Les nouvelles dispositions de la loi qui portent sur le télémarketing trompeur s'attaquent à un problème très similaire à celui que le projet de loi C-229 présenté par Mme Redman vise à régler, soit les représentations et les concours trompeurs.

[Traduction]

Le Bureau de la concurrence approuve la démarche de Mme Redman qui dénonce ce courrier trompeur. Le Bureau ne s'oppose pas à ce que la teneur du projet de loi C-229 soit intégrée dans la Loi sur la concurrence.

• 0915

Cependant, nous voulons faire les observations suivantes:

Un tel projet de loi devrait comprendre une interdiction concernant spécifiquement les concours trompeurs réalisés par courrier.

Il devrait également veiller à ne pas nuire aux activités commerciales légitimes.

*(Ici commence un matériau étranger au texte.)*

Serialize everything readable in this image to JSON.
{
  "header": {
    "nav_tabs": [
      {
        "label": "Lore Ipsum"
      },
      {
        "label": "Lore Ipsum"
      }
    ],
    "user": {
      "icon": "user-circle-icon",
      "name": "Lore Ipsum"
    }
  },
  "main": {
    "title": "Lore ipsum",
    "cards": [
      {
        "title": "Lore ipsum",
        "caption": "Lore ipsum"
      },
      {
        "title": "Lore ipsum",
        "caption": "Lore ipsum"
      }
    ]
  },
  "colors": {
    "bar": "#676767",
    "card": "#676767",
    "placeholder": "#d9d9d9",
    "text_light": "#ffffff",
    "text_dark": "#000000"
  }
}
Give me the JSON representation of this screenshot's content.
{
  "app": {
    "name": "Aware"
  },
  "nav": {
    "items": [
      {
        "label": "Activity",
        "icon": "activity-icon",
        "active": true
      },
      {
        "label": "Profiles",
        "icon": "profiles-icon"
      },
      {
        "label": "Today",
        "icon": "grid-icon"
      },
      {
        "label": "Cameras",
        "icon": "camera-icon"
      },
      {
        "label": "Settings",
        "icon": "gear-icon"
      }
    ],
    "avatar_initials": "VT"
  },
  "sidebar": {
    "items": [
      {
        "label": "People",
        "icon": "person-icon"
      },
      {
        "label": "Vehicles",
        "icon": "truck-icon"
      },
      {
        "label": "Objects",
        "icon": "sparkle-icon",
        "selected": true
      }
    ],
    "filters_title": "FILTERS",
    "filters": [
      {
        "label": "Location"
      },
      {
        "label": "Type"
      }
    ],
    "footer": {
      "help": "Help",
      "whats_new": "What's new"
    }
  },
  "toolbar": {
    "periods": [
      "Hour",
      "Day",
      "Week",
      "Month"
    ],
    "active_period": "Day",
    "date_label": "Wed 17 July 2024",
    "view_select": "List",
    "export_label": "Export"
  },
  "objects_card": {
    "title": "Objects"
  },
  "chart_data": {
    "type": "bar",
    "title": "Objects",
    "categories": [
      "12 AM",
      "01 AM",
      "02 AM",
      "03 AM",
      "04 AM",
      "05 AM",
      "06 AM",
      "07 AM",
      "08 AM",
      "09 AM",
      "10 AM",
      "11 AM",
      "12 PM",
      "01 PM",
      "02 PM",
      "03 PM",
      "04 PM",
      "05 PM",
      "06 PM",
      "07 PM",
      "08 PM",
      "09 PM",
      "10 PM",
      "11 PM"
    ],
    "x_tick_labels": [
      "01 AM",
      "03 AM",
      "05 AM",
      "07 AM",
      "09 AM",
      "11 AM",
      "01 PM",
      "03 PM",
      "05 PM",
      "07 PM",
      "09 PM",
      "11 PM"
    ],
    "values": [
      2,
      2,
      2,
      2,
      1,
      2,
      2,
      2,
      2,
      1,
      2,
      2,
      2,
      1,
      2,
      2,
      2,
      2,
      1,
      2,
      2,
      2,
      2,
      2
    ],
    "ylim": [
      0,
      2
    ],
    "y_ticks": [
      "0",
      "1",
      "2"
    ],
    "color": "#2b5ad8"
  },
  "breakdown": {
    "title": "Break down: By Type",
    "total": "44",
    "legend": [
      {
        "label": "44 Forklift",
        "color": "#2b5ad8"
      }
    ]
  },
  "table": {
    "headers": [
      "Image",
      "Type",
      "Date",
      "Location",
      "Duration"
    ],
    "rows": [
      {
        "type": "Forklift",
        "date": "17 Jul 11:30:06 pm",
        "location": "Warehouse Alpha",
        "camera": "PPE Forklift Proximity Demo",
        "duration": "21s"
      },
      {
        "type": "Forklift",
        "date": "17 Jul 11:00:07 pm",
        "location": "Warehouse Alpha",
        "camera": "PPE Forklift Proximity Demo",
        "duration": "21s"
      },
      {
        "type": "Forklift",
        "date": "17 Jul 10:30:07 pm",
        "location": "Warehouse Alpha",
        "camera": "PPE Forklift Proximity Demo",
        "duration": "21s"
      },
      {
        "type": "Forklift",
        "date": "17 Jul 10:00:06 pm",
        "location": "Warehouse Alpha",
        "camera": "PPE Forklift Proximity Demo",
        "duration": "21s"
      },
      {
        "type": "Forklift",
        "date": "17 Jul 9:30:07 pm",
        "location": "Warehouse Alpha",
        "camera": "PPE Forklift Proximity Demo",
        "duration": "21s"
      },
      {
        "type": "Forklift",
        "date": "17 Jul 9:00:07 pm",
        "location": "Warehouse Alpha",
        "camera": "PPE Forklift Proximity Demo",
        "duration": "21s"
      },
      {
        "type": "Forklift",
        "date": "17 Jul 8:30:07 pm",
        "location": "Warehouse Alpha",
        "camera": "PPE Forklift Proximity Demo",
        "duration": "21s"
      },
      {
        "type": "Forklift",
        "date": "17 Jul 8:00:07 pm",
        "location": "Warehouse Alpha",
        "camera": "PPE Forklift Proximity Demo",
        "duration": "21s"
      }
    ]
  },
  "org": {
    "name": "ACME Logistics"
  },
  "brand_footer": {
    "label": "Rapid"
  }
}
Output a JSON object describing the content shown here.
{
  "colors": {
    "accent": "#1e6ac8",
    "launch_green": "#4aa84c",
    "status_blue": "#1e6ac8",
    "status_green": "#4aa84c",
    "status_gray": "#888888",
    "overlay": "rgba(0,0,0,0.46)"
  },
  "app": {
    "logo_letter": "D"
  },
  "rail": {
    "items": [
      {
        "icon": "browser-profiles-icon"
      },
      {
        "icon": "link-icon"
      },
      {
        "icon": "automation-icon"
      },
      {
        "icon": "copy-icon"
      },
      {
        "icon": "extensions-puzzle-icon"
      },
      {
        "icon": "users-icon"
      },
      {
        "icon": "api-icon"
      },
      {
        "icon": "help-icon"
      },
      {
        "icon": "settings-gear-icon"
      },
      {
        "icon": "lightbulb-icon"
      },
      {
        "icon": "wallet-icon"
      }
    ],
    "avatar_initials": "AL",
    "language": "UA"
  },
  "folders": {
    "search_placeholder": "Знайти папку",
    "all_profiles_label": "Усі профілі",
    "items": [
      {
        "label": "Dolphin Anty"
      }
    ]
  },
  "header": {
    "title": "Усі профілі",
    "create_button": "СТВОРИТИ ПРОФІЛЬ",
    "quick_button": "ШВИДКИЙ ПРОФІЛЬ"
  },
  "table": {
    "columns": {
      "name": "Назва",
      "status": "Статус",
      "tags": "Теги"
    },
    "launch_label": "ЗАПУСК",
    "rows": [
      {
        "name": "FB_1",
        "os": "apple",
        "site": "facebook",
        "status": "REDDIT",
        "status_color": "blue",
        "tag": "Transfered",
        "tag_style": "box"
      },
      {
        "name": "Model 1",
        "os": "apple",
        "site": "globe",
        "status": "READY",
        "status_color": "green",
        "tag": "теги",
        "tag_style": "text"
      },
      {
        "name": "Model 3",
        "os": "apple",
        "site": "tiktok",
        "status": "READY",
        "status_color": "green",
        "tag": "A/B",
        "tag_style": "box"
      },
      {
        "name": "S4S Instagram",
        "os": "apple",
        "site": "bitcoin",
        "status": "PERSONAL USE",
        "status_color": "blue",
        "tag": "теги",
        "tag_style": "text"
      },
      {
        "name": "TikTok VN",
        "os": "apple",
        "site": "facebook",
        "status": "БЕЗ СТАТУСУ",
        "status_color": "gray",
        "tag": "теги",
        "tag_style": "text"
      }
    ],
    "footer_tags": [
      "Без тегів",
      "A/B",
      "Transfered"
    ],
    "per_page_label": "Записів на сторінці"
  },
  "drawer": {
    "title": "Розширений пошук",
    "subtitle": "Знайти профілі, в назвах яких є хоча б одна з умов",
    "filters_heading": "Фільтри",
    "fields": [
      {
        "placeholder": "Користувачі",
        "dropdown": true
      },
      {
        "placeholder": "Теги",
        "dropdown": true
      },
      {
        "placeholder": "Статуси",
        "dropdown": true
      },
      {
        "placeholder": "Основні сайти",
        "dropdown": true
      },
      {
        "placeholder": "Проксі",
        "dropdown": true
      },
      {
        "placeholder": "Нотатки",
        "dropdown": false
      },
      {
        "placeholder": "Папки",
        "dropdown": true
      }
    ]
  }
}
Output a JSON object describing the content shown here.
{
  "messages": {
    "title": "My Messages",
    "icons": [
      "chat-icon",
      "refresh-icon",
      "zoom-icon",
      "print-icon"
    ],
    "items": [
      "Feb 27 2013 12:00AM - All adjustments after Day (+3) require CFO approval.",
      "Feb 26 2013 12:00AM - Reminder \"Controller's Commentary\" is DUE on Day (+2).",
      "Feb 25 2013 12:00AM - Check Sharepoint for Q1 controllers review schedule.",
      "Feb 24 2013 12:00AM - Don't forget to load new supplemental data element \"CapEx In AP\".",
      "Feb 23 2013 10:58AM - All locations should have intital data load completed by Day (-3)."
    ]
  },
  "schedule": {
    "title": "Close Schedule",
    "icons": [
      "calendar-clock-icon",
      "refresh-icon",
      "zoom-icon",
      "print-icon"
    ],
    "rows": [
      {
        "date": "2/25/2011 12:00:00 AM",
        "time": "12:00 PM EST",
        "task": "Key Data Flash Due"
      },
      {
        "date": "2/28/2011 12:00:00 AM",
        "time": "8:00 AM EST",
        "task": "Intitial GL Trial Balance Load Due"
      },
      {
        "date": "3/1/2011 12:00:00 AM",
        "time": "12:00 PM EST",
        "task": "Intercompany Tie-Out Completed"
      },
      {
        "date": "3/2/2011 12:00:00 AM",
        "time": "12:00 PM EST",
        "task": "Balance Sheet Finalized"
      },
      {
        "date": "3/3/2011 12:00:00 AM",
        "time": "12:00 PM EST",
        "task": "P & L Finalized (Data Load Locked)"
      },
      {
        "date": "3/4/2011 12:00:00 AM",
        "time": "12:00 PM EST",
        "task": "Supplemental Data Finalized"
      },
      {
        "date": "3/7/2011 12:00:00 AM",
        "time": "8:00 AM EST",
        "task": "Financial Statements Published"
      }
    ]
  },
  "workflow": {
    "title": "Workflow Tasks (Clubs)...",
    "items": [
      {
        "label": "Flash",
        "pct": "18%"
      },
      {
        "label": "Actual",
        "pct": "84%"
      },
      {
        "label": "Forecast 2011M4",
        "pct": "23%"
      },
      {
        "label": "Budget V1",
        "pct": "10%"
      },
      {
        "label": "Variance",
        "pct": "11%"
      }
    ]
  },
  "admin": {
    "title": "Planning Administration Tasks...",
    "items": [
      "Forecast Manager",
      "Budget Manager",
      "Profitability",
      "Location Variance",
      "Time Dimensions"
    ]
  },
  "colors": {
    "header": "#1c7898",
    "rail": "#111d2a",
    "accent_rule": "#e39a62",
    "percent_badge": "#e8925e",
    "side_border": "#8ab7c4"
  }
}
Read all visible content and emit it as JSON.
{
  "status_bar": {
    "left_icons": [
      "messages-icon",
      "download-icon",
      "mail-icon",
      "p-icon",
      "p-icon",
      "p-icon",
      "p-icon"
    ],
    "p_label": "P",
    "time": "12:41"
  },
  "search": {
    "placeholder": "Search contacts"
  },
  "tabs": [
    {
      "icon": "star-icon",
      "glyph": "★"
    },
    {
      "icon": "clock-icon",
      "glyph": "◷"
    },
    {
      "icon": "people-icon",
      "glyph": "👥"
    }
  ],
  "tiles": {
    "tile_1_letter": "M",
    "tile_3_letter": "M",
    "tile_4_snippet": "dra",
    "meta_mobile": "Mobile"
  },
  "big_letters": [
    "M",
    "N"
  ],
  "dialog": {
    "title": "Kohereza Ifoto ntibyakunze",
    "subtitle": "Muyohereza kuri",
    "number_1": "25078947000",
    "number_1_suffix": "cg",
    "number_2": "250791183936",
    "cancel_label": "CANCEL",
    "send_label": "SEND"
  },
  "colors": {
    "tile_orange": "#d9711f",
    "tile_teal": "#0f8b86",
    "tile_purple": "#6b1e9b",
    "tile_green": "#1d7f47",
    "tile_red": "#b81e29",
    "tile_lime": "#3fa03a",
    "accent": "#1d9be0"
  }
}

Le projet de loi devrait viser tous les envois par courrier, et non pas uniquement les documents qui ne sont pas placés dans une enveloppe, comme ceux visés actuellement par le projet de loi C- 229.

Le projet de loi devrait prévoir également une injonction provisoire, semblable à celle qui est actuellement disponible aux termes de la Loi sur la concurrence à l'égard du télémarketing trompeur, à l'encontre des expéditeurs de courrier trompeur ou des tierces parties fournisseurs de services comme la Société canadienne des postes lorsqu'elles assurent un service à un contrevenant récidiviste.

Enfin, le projet de loi ne devrait pas proposer de système d'enregistrement géré par la Société canadienne des postes pour les logos du gouvernement. Le Bureau des marques de commerce, qui relève de l'Office de la propriété intellectuelle du Canada à Industrie Canada, tient déjà un registre des marques de commerce, y compris de celles du gouvernement du Canada.

Le projet de loi présenté par Mme Redman soustrait cette question de la sphère d'activités de la Société canadienne des postes et vise par contre à modifier la Loi sur la concurrence. Il prévoit une infraction criminelle dans le cas des concours trompeurs réalisés par courrier. Le projet de loi C-438 répond à chacune des cinq préoccupations du bureau, que je viens de mentionner. C'est pourquoi le bureau approuve sans réserve les objectifs de ce projet de loi.

Comme il partage son objectif de lutte contre le courrier trompeur, le bureau a aidé Mme Redman à rédiger le projet de loi C-438, dont il a vérifié la faisabilité technique et juridique. Cependant, comme il s'agit d'un projet de loi d'initiative parlementaire, ce dernier n'a pas pu bénéficier d'une vaste consultation officielle.

Comme la Loi sur la concurrence est une mesure d'application générale, il importe de veiller à ce qu'elle n'ait aucun effet imprévu sur le marché. Bien que le bureau approuve l'orientation générale du projet de loi, il se pourrait que la consultation fasse apparaître des problèmes qui nécessiteront des amendements ultérieurs au projet de loi C-438. Nous attendons donc de connaître les commentaires de toutes les parties concernées.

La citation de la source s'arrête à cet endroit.